俺の手紙
今、俺と彼女の前にはコーヒーが置いてある。
やっと見つけた探し人は、あの場で話をしようとした。だが、生憎俺はそこまで鈍い人間じゃない。
全席に声をかけてまわる変人の相手は、うんともすんとも言わない女。きっと怪しいサイトかなにかでの待ち合わせだと思われているんだろう。周囲から冷たい視線を注がれているのが嫌でもわかる。
俺は、すぐにでも別のカフェに移動しようとした。
しかし彼女にそれを伝えると、首を横に振る。そして心なしか、徐々に顔色が悪くなっていった。移動したくない理由があるのだろうが、断固として教えてくれない。
そこで仕方なく、代案として俺の家を挙げるとあっさりとついてきた。
もともと連れてくる気なんてなかったし、普段呼ぶ人もいない。そんな俺の家に、お茶菓子のストックなんてあるはずもなく、いつの日か伊吹が置いていったチョコレートを出した。飲み物は、普段からストックしてあるコーヒーを。

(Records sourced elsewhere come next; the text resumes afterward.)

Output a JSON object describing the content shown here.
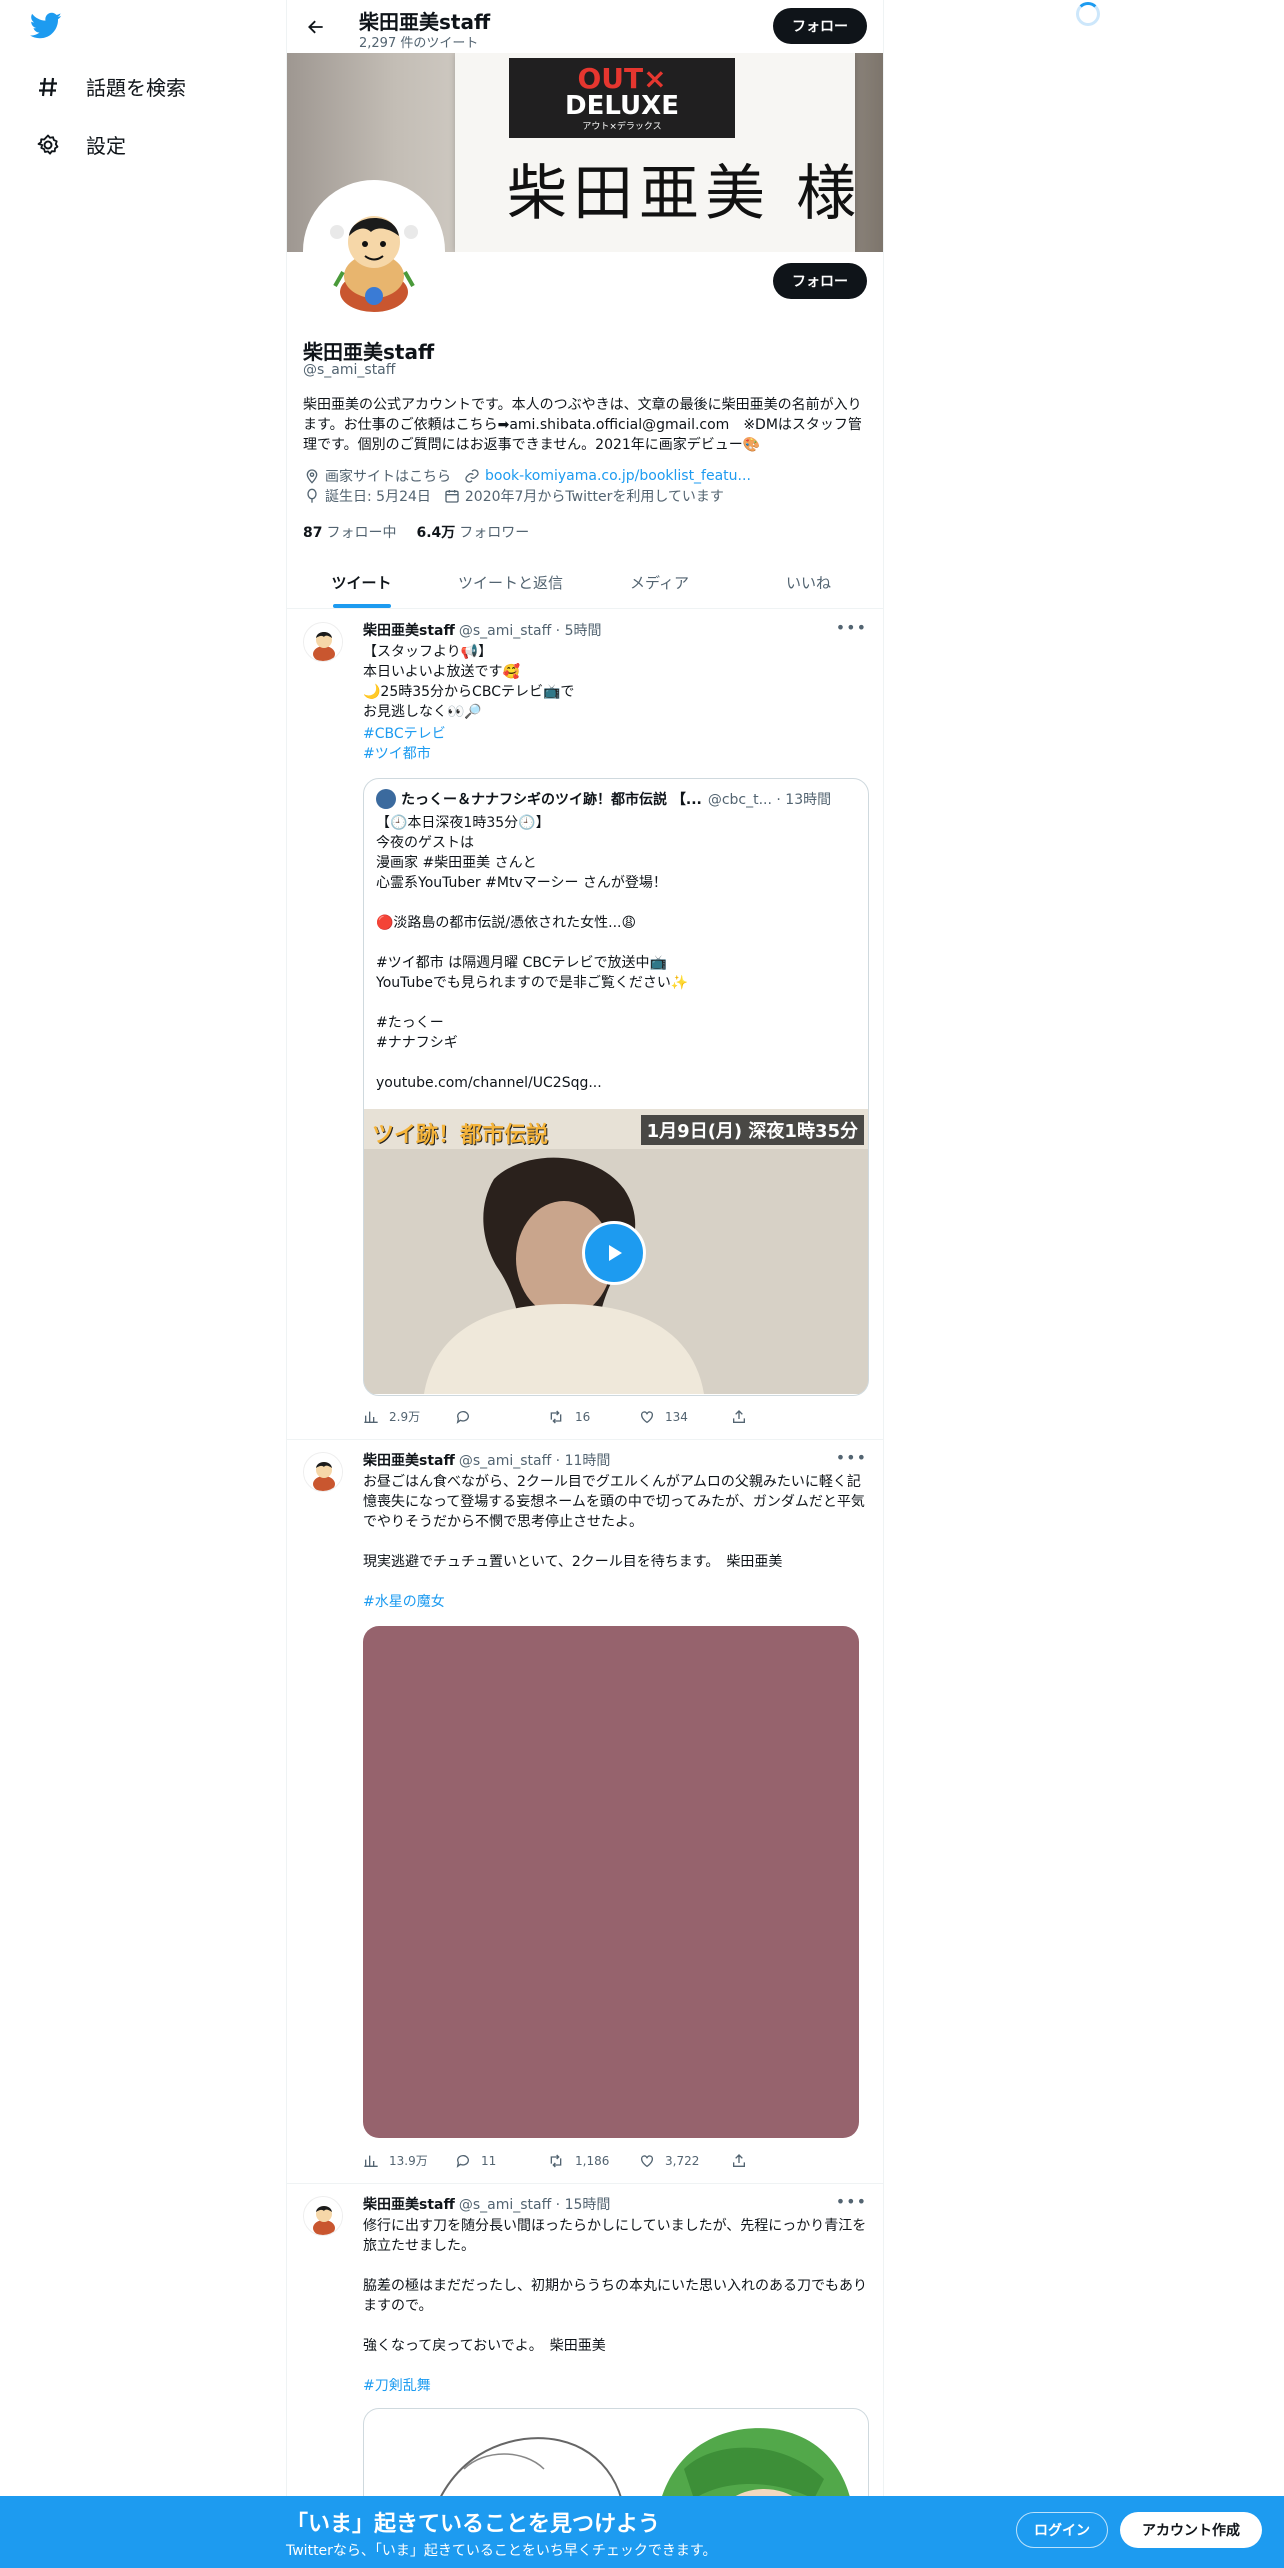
{
  "colors": {
    "accent": "#1d9bf0",
    "dark": "#0f1419",
    "muted": "#536471",
    "media_placeholder": "#96636d"
  },
  "sidebar": {
    "items": [
      {
        "label": "話題を検索",
        "icon": "hashtag-icon"
      },
      {
        "label": "設定",
        "icon": "gear-icon"
      }
    ]
  },
  "header": {
    "name": "柴田亜美staff",
    "tweet_count": "2,297 件のツイート",
    "follow": "フォロー"
  },
  "banner": {
    "logo_top": "OUT×",
    "logo_bottom": "DELUXE",
    "logo_small": "アウト×デラックス",
    "sign_text": "柴田亜美 様"
  },
  "profile": {
    "name": "柴田亜美staff",
    "handle": "@s_ami_staff",
    "bio": "柴田亜美の公式アカウントです。本人のつぶやきは、文章の最後に柴田亜美の名前が入ります。お仕事のご依頼はこちら➡ami.shibata.official@gmail.com　※DMはスタッフ管理です。個別のご質問にはお返事できません。2021年に画家デビュー🎨",
    "location": "画家サイトはこちら",
    "website": "book-komiyama.co.jp/booklist_featu...",
    "birthday": "誕生日: 5月24日",
    "joined": "2020年7月からTwitterを利用しています",
    "following_count": "87",
    "following_label": "フォロー中",
    "followers_count": "6.4万",
    "followers_label": "フォロワー",
    "follow": "フォロー"
  },
  "tabs": [
    {
      "label": "ツイート",
      "active": true
    },
    {
      "label": "ツイートと返信",
      "active": false
    },
    {
      "label": "メディア",
      "active": false
    },
    {
      "label": "いいね",
      "active": false
    }
  ],
  "tweets": [
    {
      "name": "柴田亜美staff",
      "handle": "@s_ami_staff · 5時間",
      "text": "【スタッフより📢】\n本日いよいよ放送です🥰\n🌙25時35分からCBCテレビ📺で\nお見逃しなく👀🔎",
      "hashtags": [
        "#CBCテレビ",
        "#ツイ都市"
      ],
      "quote": {
        "name": "たっくー＆ナナフシギのツイ跡！都市伝説 【...",
        "handle": "@cbc_t... · 13時間",
        "text": "【🕘本日深夜1時35分🕘】\n今夜のゲストは\n漫画家 #柴田亜美 さんと\n心霊系YouTuber #Mtvマーシー さんが登場！\n\n🔴淡路島の都市伝説/憑依された女性...😩\n\n#ツイ都市 は隔週月曜 CBCテレビで放送中📺\nYouTubeでも見られますので是非ご覧ください✨\n\n#たっくー\n#ナナフシギ\n\nyoutube.com/channel/UC2Sqg...",
        "media_title": "ツイ跡！都市伝説",
        "media_date": "1月9日(月) 深夜1時35分"
      },
      "views": "2.9万",
      "replies": "",
      "retweets": "16",
      "likes": "134"
    },
    {
      "name": "柴田亜美staff",
      "handle": "@s_ami_staff · 11時間",
      "text": "お昼ごはん食べながら、2クール目でグエルくんがアムロの父親みたいに軽く記憶喪失になって登場する妄想ネームを頭の中で切ってみたが、ガンダムだと平気でやりそうだから不憫で思考停止させたよ。\n\n現実逃避でチュチュ置いといて、2クール目を待ちます。　柴田亜美",
      "hashtags": [
        "#水星の魔女"
      ],
      "views": "13.9万",
      "replies": "11",
      "retweets": "1,186",
      "likes": "3,722"
    },
    {
      "name": "柴田亜美staff",
      "handle": "@s_ami_staff · 15時間",
      "text": "修行に出す刀を随分長い間ほったらかしにしていましたが、先程にっかり青江を旅立たせました。\n\n脇差の極はまだだったし、初期からうちの本丸にいた思い入れのある刀でもありますので。\n\n強くなって戻っておいでよ。　柴田亜美",
      "hashtags": [
        "#刀剣乱舞"
      ]
    }
  ],
  "bottom_bar": {
    "title": "「いま」起きていることを見つけよう",
    "subtitle": "Twitterなら、「いま」起きていることをいち早くチェックできます。",
    "login": "ログイン",
    "signup": "アカウント作成"
  }
}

顔色はカフェにいた時より、いくらかマシになっていた。
『あなたは?』
俺が話しやすいようにと渡したパソコンに、彼女はカタカタと打ち込む。
「カフェでも言ったけど、俺は東堂光。 怪訝そうな顔してるけど、俺で間違ってない。 話すのは初めてだよね、小玉さん。」
ーー俺の目に映るのは、高校で一度すれ違ったことのある下級生の顔だった
『私が探していたのは、あなたじゃない』
彼女は、怪訝そうな顔で俺を見る。
「君が人生を書いて欲しかったのは、多分俺の親父。有名な小説家だったんだ。」
話の深まる頃、二人の飲み物はもうすっかり冷めきっていた。